MONTANARI - PUPPO: "Non sarebbe esatto intendere la definizione (Epopea della Provvidenza) nel senso di un’azione trionfale della Provvidenza nel mondo. Anche se alla fine i casi dei due promessi sposi sembrano avere una soluzione positiva, le ingiustizie, le violenze, le sofferenze patite da loro come da tanti altri non trovano veramente un compenso in questo mondo. I conti di qui restano aperti e si saldano soltanto nell’al di là. Nel mondo trionfa normalmente quell’apparente giustizia, e reale ingiustizia, che è la giustizia degli uomini... Pur con la fiducia nella Provvidenza, che infonde nei suoi personaggi, anche nei P.S. il Manzoni ha una visione pessimistica della vita terrena, che comporta fatiche e pene per tutti, anche per i giusti e gli innocenti."


SCIASCIA (Sicilia come metafora): "Manzoni ha tracciato un ritratto disperato dell’Italia, ma la verità profonda dei P.S. non è stata ancora colta. La sua opera è generalmente vista come il prodotto di un cattolico italiano piuttosto tranquillo e conformista, quando invece si tratta di un’opera inquieta, che racchiude un’impietosa analisi della società italiana di ieri e di oggi e delle sue componenti più significative. Un libro…che contiene tutta l’Italia, persino l’Italia che più tardi sarà descritta...".


SANSONE (I Maggiori): "Quando Manzoni componeva il suo romanzo usciva via via dal doloroso pessimismo delle tragedie e non vedeva più soltanto la morte e la rassegnata soggezione alla sventura come sole forme di liberazione dalla vita dolorosa, ma sentiva la vita stessa come prova sorretta dalla fede ed animata dalla speranza… Tutto il ritmo dell’esistenza non si prospetta come una vana ed impari lotta tra forza e diritto, oppressori e oppressi, ma come un aperto spettacolo di peccato e di redenzione, di dolore e di gioia, dove ognuno ha la sua parte di bene e di male.

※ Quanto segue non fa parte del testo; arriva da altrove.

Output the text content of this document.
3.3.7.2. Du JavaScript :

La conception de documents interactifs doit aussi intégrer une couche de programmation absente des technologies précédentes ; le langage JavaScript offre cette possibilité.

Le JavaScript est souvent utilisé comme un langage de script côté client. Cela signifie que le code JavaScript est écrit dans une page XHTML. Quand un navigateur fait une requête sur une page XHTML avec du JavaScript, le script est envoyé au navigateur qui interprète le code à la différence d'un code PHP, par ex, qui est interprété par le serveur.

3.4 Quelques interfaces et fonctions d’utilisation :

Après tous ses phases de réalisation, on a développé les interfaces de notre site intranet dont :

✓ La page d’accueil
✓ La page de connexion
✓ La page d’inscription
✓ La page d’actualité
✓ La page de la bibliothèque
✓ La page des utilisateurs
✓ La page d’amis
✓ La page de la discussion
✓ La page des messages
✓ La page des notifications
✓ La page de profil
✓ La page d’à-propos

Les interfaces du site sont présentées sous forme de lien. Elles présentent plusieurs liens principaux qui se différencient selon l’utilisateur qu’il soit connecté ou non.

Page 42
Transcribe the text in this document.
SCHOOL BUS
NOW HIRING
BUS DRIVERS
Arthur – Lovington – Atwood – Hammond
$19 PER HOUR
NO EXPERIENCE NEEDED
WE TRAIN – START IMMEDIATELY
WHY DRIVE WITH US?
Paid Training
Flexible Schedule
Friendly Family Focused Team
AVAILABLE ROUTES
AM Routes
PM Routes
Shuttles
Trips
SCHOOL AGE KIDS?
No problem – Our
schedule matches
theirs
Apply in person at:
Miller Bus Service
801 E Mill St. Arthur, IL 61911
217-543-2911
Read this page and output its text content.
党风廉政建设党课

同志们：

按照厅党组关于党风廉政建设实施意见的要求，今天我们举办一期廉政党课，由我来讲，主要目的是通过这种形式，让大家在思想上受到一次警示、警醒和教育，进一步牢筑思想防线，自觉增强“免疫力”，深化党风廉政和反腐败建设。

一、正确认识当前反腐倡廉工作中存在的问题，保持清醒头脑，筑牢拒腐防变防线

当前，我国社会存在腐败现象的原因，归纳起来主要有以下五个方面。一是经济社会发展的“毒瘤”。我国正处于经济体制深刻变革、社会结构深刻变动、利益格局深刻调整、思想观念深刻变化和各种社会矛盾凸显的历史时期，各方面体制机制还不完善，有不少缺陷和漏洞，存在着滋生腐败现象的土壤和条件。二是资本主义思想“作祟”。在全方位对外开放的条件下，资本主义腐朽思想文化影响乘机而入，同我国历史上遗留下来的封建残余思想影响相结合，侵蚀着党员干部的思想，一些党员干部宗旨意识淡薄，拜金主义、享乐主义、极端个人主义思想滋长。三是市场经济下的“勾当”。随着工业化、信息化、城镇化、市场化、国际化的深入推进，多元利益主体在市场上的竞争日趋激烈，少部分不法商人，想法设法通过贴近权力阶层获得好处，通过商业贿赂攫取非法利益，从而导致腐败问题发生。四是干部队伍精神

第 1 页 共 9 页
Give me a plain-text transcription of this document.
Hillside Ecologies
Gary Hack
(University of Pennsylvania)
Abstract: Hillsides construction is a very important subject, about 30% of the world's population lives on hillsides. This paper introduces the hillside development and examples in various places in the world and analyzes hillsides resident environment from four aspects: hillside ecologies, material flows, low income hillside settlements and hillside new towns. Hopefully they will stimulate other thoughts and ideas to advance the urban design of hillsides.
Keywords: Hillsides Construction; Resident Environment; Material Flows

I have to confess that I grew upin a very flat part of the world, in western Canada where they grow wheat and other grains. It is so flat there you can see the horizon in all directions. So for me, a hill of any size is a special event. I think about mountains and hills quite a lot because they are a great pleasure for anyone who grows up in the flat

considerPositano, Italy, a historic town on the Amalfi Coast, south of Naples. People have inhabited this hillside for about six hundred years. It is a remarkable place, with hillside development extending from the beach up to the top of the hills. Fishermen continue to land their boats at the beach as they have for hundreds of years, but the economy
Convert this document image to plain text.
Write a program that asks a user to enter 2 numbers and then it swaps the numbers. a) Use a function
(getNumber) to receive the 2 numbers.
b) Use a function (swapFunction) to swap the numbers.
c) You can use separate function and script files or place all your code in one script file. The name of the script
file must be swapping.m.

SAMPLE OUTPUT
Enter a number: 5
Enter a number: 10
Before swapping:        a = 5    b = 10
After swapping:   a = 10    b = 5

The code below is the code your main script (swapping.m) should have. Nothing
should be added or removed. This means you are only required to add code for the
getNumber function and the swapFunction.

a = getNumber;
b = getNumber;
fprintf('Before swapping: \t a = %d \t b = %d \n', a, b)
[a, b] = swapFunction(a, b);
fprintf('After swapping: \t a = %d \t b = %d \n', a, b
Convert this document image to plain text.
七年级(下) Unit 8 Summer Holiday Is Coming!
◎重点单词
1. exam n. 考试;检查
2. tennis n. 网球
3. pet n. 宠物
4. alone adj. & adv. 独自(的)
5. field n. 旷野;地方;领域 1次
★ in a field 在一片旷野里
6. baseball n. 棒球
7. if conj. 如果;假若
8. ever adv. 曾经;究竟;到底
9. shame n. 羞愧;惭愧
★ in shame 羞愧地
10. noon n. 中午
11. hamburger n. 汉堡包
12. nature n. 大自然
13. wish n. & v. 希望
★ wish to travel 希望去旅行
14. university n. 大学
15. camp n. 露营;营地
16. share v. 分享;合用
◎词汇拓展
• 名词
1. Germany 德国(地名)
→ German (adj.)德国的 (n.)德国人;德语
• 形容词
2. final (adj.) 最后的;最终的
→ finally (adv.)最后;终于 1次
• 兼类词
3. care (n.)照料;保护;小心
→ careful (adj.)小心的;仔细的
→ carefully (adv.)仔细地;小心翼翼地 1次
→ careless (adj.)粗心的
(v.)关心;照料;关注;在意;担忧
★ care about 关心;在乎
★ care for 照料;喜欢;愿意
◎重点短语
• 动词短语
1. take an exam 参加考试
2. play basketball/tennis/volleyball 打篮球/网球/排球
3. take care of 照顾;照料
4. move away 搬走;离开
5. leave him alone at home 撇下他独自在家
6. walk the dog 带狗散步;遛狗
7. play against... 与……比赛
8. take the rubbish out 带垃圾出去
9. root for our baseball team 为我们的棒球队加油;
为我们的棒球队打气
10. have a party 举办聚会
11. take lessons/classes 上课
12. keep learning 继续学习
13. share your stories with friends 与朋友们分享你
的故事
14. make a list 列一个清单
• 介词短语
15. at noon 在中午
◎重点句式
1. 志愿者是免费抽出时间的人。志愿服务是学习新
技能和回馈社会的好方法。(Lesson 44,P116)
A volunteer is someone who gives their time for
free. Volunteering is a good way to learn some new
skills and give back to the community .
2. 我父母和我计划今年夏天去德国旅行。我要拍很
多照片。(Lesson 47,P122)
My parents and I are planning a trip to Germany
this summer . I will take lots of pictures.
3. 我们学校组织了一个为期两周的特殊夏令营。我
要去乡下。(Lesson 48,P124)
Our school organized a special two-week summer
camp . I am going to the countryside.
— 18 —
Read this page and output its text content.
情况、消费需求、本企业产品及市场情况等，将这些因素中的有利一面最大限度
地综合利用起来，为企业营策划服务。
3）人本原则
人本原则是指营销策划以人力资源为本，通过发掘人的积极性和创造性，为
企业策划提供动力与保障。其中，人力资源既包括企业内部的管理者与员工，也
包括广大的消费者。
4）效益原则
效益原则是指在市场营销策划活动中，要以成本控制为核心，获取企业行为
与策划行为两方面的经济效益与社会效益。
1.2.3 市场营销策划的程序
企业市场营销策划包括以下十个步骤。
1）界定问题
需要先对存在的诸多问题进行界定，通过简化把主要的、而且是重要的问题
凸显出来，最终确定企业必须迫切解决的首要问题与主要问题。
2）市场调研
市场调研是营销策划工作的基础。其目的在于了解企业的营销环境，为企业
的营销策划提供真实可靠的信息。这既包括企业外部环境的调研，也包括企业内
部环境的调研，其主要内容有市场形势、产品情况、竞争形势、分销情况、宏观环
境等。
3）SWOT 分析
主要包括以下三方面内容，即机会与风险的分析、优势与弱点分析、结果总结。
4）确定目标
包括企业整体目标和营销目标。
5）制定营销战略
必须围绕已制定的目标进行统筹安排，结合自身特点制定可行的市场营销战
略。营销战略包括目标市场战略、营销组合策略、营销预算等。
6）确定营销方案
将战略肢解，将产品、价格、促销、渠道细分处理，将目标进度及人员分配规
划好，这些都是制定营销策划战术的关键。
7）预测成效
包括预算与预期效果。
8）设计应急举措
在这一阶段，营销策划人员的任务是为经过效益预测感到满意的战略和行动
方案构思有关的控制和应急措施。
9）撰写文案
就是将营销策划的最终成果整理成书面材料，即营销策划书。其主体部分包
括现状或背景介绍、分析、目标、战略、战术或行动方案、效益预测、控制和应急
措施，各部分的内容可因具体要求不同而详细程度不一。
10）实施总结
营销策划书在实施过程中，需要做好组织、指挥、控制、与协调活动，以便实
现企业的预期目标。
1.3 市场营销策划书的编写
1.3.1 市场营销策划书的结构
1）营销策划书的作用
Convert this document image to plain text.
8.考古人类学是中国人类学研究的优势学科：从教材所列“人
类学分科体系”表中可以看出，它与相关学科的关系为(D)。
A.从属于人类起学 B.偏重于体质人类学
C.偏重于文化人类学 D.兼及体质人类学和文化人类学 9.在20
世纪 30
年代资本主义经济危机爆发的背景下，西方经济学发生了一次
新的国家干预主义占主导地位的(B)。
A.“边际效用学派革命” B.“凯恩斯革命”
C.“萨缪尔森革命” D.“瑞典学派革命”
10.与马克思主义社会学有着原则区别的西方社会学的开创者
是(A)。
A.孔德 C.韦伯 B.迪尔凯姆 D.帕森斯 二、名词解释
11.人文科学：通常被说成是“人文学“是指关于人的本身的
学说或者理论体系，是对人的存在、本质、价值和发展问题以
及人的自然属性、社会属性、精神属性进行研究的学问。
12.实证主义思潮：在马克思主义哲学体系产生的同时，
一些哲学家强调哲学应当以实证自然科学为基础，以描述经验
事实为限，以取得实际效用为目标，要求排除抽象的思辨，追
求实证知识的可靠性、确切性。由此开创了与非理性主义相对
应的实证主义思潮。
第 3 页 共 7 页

La vita è una prova non solo per i buoni, ma per tutti, e riemerge sempre sacra col suo eterno ritmo, sopra l’eterno e necessario confliggere e comporsi delle miserie e delle grandezze [...] la dolorosa compassione manzoniana si fa più solenne di fronte alle sofferenze anonime o ai dolori collettivi [le folle, la carestia, la guerra, la peste]... Questi quadri, nei quali il dolore non rispecchia una responsabilità individuale, ma appare come il risultato necessario dell’umano delirare e sofisticare, sono, senza dubbio, i più poeticamente solenni di tutto il romanzo."

Con molto equilibrio e, mi pare, con grande persuasività ALBERTI collega la ‘scoperta’ del protagonismo di Renzo e Lucia con una visione della vita aspra ma non disperata. "Certo il Manzoni aveva conosciuto questa gente (gli umili) fin da quando il Vangelo, riscoperto attraverso i nuovi ideali democratici glieli aveva rivelati; ma per avvistare e individuare Fermo e Lucia nella fiumana di secoli, per riconoscerli fratelli lui, privilegiato fin dalla nascita, c’era voluto altro. Neppure erano bastati gli ideologi e i nuovi storici francesi: non era bastata... la scoperta delle popolazioni italiche di quei secoli oscuri, passate sulla terra ‘senza lasciare traccia’... C’era voluta... la piena consapevolezza che lo stato d’oppressione, di soggezione, di servitù, è lo stato più comune su questa terra, e al quale non v’è da opporre che una sola cosa: la solidarietà attiva dell’amore, unica fonte di vera libertà... Per questo l’oscuro filatore di seta Renzo Tramaglino diventerà il protagonista non solo di una storia, ma della Storia... Se la scriveva lui, Alessandro Manzoni, era solo perché "sapeva di lettere".